盖达姆用轻蔑的眼神和语调讽刺着芬迪诺,但是领主却已经没有了反击的资本。盖达姆早就把芬迪诺的内心弱点观察的一清二楚,他知道这位领主在和自己单独面对面的时候,比在卫兵和侍女面前要怯懦的多。
“你究竟想要说什么?”
“大人不要着急。既然王军已经败北,那么唯今之计,只有依靠领内的兵力固守韦特芬河城,等待皇帝陛下下一波的援军。”
“现在的兵力可以防守的住吗?况且,届时陛下一定会追究我们在这次败仗中的责任,到那个时候……”

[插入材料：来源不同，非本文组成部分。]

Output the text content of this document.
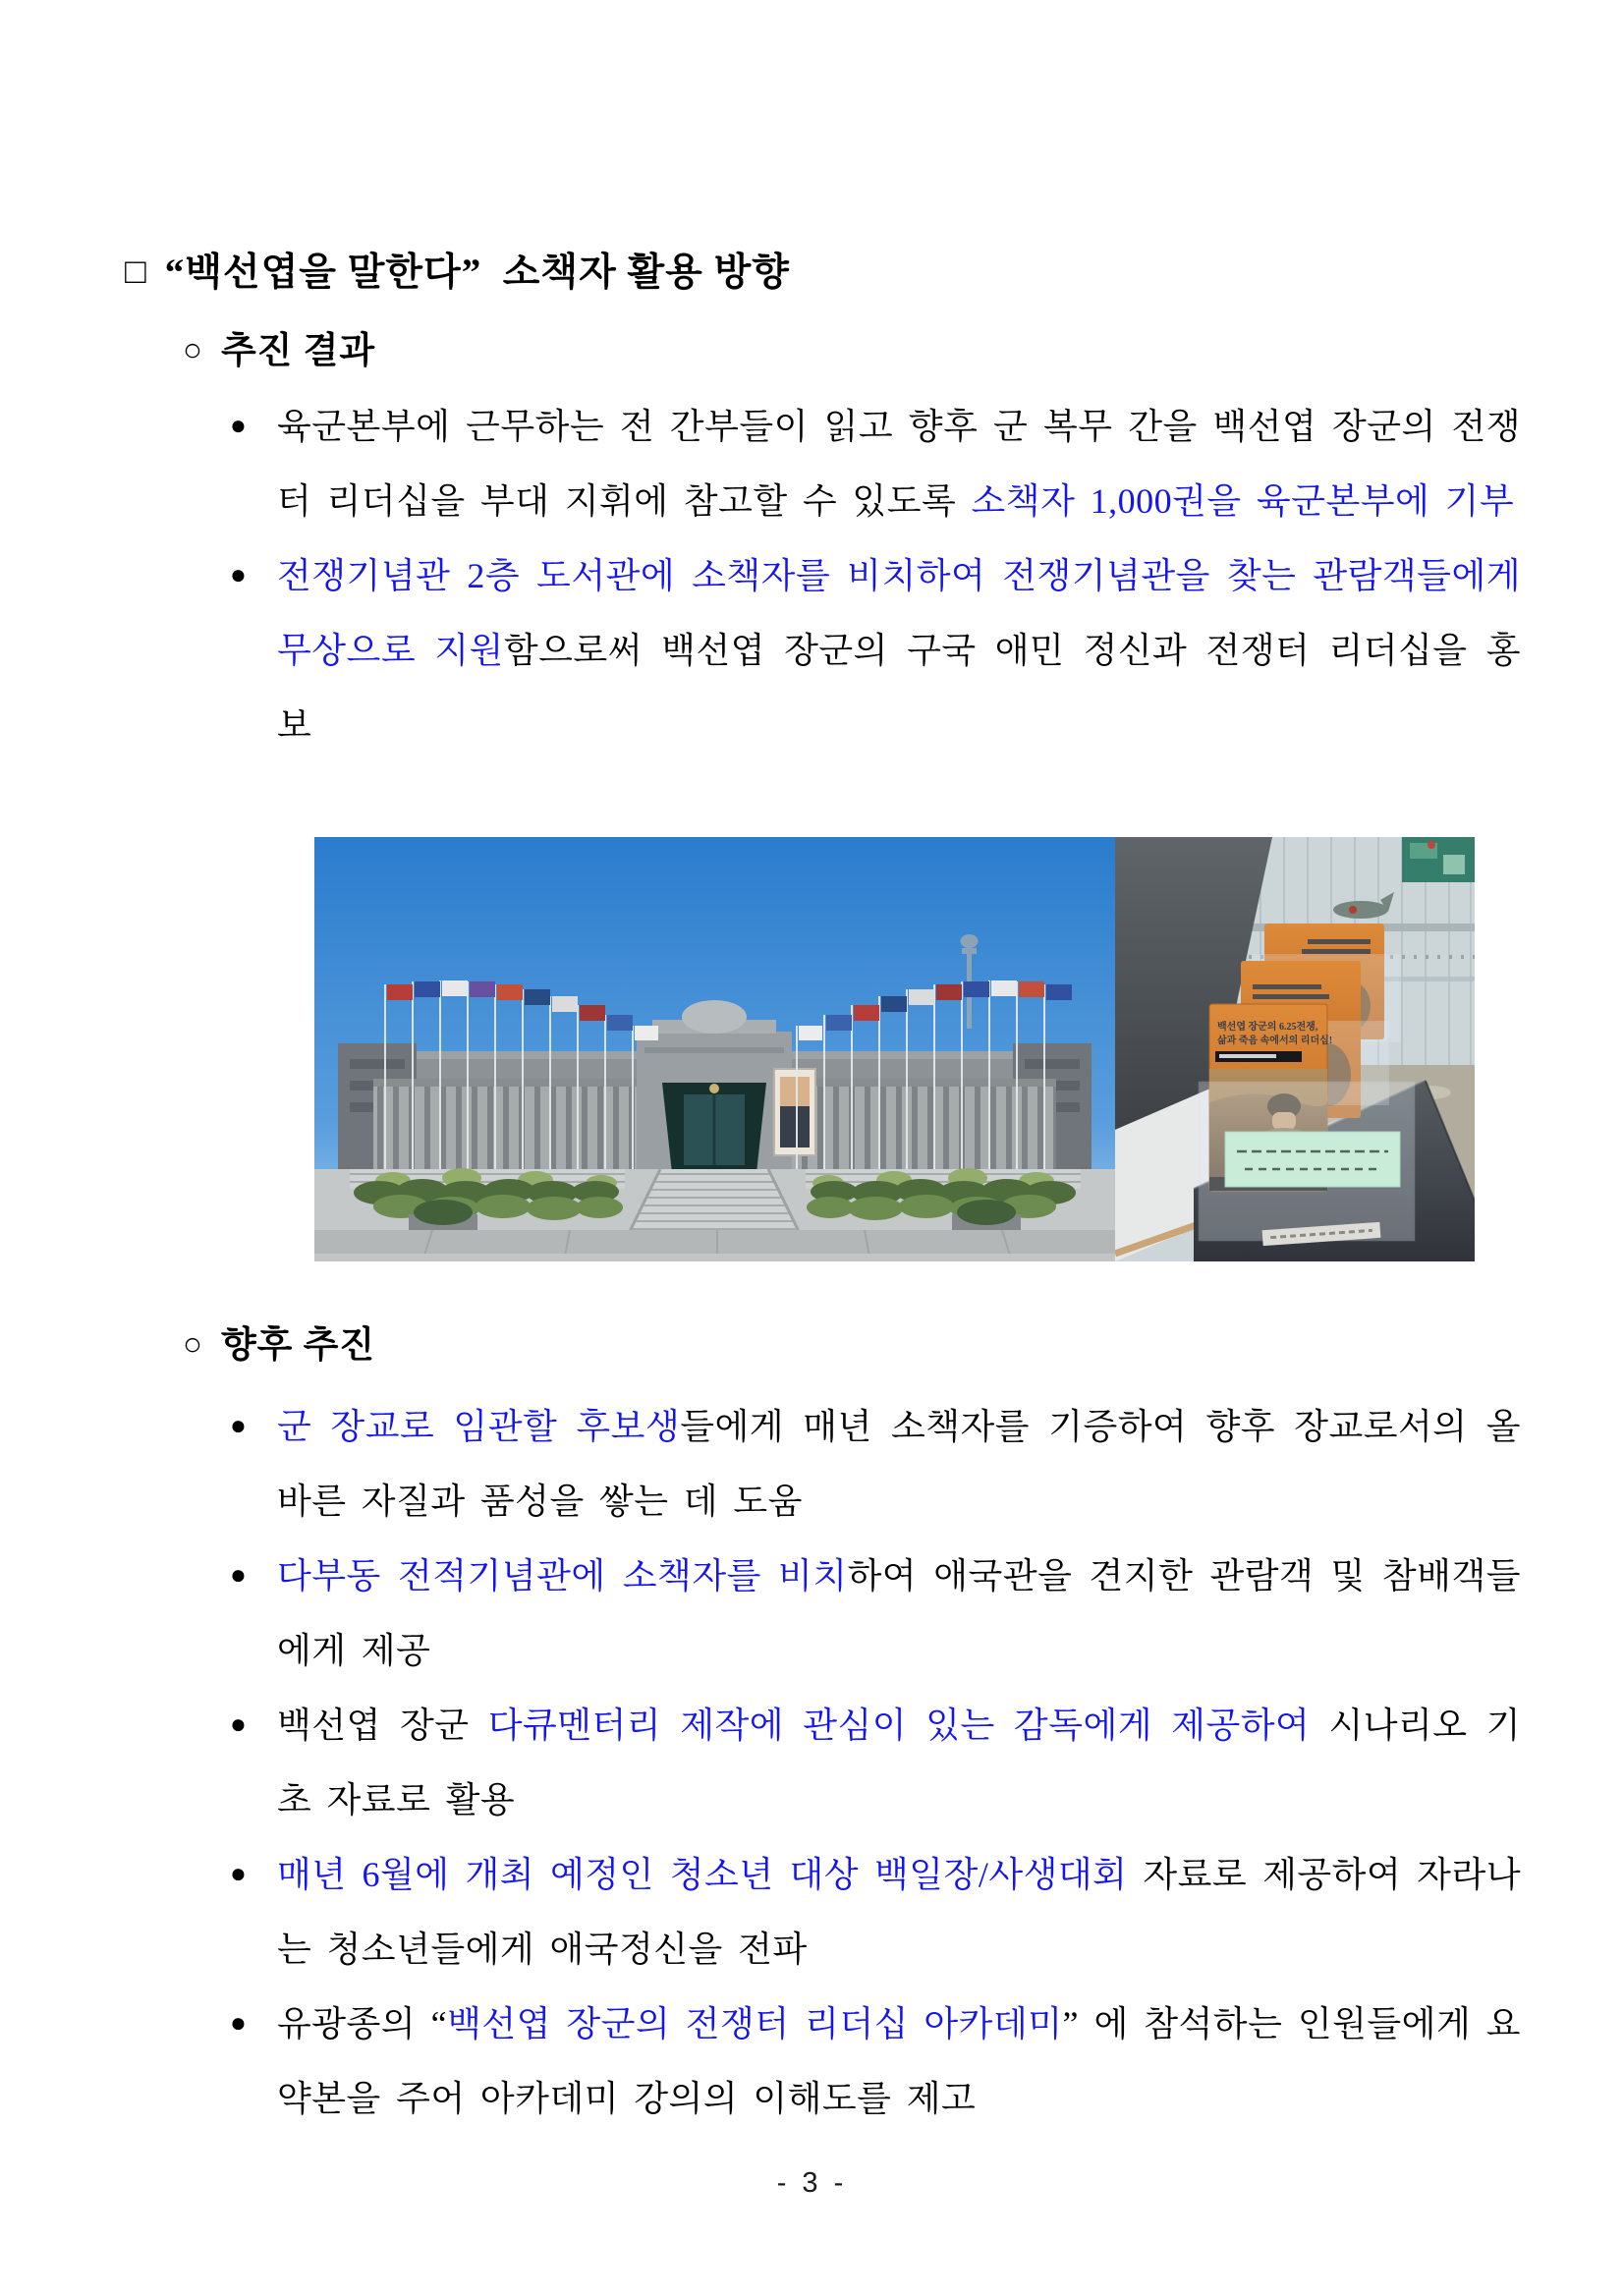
□ “백선엽을 말한다”  소책자 활용 방향
○ 추진 결과
● 육군본부에 근무하는 전 간부들이 읽고 향후 군 복무 간을 백선엽 장군의 전쟁터 리더십을 부대 지휘에 참고할 수 있도록 소책자 1,000권을 육군본부에 기부
● 전쟁기념관 2층 도서관에 소책자를 비치하여 전쟁기념관을 찾는 관람객들에게 무상으로 지원함으로써 백선엽 장군의 구국 애민 정신과 전쟁터 리더십을 홍보
백선엽 장군의 6.25전쟁,
삶과 죽음 속에서의 리더십!
○ 향후 추진
● 군 장교로 임관할 후보생들에게 매년 소책자를 기증하여 향후 장교로서의 올바른 자질과 품성을 쌓는 데 도움
● 다부동 전적기념관에 소책자를 비치하여 애국관을 견지한 관람객 및 참배객들에게 제공
● 백선엽 장군 다큐멘터리 제작에 관심이 있는 감독에게 제공하여 시나리오 기초 자료로 활용
● 매년 6월에 개최 예정인 청소년 대상 백일장/사생대회 자료로 제공하여 자라나는 청소년들에게 애국정신을 전파
● 유광종의 “백선엽 장군의 전쟁터 리더십 아카데미” 에 참석하는 인원들에게 요약본을 주어 아카데미 강의의 이해도를 제고
- 3 -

“王军败仗后,剩余的部队一定会到韦特芬河城来寻求补给,到时候,大人要秘密的将他们全部的解决掉。这样,日后陛下追究起来,就可以把责任全部推到王军身上。纵然再有疑点,也是死无对证了。”
“这……”
芬迪诺虽然没有用语言将他此时内心的感受表达出来,但是,惶恐不安的表情已经清清楚楚的写在他的脸上。从这一点上,盖达姆更加确认了这位领主的懦弱,也因此在内心中对他更加的蔑视。

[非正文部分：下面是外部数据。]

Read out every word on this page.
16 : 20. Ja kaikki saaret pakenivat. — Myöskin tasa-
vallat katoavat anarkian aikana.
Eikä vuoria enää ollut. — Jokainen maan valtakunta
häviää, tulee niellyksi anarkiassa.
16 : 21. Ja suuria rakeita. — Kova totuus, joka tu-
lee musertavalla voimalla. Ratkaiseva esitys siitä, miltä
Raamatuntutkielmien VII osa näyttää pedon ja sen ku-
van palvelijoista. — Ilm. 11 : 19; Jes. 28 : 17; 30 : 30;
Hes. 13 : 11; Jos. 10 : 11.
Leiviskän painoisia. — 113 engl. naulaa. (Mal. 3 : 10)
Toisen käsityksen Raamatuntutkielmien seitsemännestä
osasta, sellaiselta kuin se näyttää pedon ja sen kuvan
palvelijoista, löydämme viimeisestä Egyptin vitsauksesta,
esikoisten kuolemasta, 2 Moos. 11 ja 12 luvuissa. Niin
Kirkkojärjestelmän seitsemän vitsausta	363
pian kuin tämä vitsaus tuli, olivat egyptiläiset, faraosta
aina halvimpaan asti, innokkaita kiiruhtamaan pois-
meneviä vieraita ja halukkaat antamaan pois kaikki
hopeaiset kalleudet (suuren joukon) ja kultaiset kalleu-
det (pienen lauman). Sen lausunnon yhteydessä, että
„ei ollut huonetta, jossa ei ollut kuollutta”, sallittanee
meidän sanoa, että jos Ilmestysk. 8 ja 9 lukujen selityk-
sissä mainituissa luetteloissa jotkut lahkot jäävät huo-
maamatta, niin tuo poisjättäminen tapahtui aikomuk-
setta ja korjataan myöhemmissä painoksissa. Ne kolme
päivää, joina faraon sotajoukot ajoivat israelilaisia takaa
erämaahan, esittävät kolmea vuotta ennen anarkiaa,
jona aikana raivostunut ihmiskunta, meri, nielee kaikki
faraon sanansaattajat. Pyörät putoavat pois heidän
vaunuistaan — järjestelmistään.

“至于防守的问题,虽然贼军打败了王军。但是,他们自己必定也遭受了重大的损失。只要利用韦特芬河城的城墙,以及……”盖达姆将一张地图打开在芬迪诺面前,这是一张韦特芬河领的详尽地形图,每一处山川沼泽都绘制的十分详细。倘若有了这个,大概英格威将军也不会败阵才对。

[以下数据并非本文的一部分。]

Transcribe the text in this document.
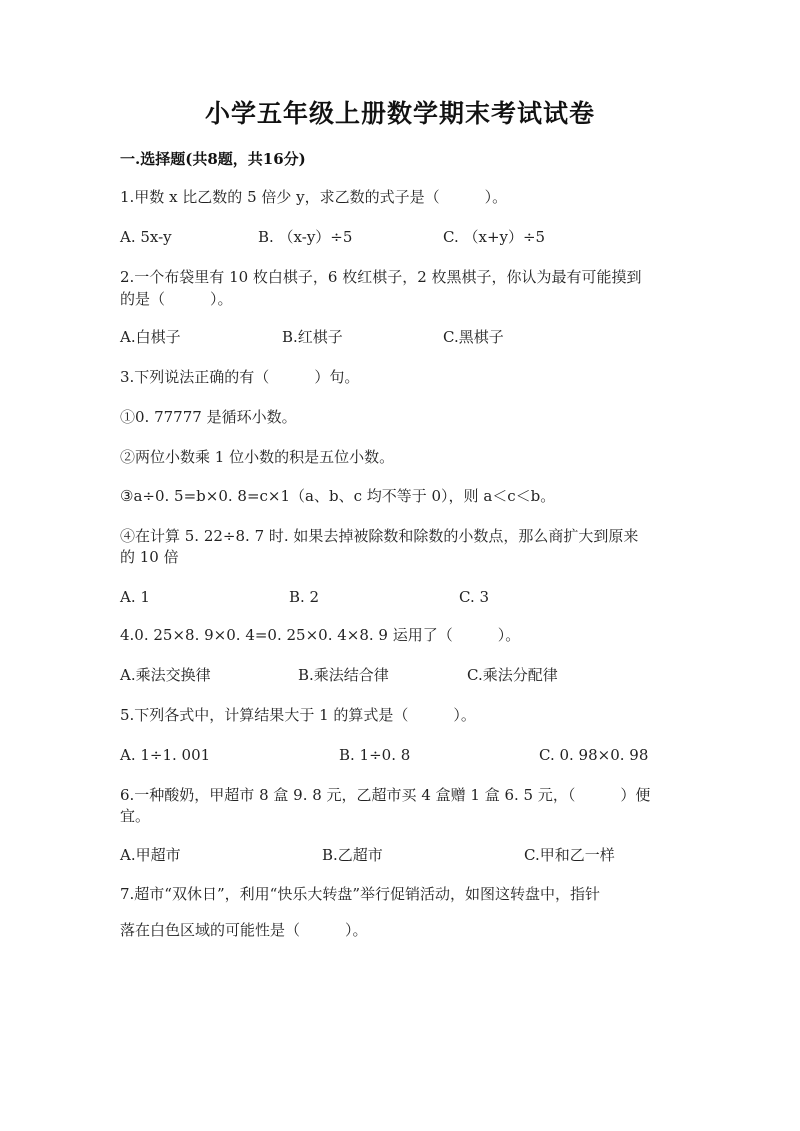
小学五年级上册数学期末考试试卷
一.选择题(共8题，共16分)
1.甲数 x 比乙数的 5 倍少 y，求乙数的式子是（　　　）。
A. 5x-y	B. （x-y）÷5	C. （x+y）÷5
2.一个布袋里有 10 枚白棋子，6 枚红棋子，2 枚黑棋子，你认为最有可能摸到
的是（　　　）。
A.白棋子	B.红棋子	C.黑棋子
3.下列说法正确的有（　　　）句。
①0. 77777 是循环小数。
②两位小数乘 1 位小数的积是五位小数。
③a÷0. 5=b×0. 8=c×1（a、b、c 均不等于 0），则 a＜c＜b。
④在计算 5. 22÷8. 7 时. 如果去掉被除数和除数的小数点，那么商扩大到原来
的 10 倍
A. 1	B. 2	C. 3
4.0. 25×8. 9×0. 4=0. 25×0. 4×8. 9 运用了（　　　）。
A.乘法交换律	B.乘法结合律	C.乘法分配律
5.下列各式中，计算结果大于 1 的算式是（　　　）。
A. 1÷1. 001	B. 1÷0. 8	C. 0. 98×0. 98
6.一种酸奶，甲超市 8 盒 9. 8 元，乙超市买 4 盒赠 1 盒 6. 5 元，（　　　）便
宜。
A.甲超市	B.乙超市	C.甲和乙一样
7.超市“双休日”，利用“快乐大转盘”举行促销活动，如图这转盘中，指针
落在白色区域的可能性是（　　　）。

盖达姆用右手在地图上指出了几个在他的计划中需要部署兵力的地方。因为事关自己的命运,所以一向对兵学丝毫不感兴趣的芬迪诺也把注意力集中在他的手指上,正因为这样,他才忽视了盖达姆左手的动作。
突然,一柄匕首插进了芬迪诺领主的腹部,猛烈的疼痛直冲他的脑海。但直到血液顺着匕首流到了桌面上,这位领主才明白自己是被盖达姆刺中了。盖达姆是个左撇子,他用右手来指地图是很不正常的,如果芬迪诺能够早注意到这一点,也许就会有所防范了。
“你……为什么……”
因为不是要害部位,所以芬迪诺并没有立刻失去意识。但是过度的失血和痛感也让他无法行动,只能从嘴里发出含混不清的声音。
“正如领主大人所说的,现有的兵力根本没办法防守住韦特芬河城,所以只有投降一条路可以走。因此,大人的头颅就变成了现成最好的礼物了。”
“混……混蛋!陛下不会放过你的……”
“这个大人不用担心,到时候只要我再献上那位‘戴茹真正国王’的人头,不仅不会遭到任何责罚,还会得到我想要的东西。对了,大人虽然要承担所有的罪责,但是,对于一个死人来说,那也是无所谓的事情吧。”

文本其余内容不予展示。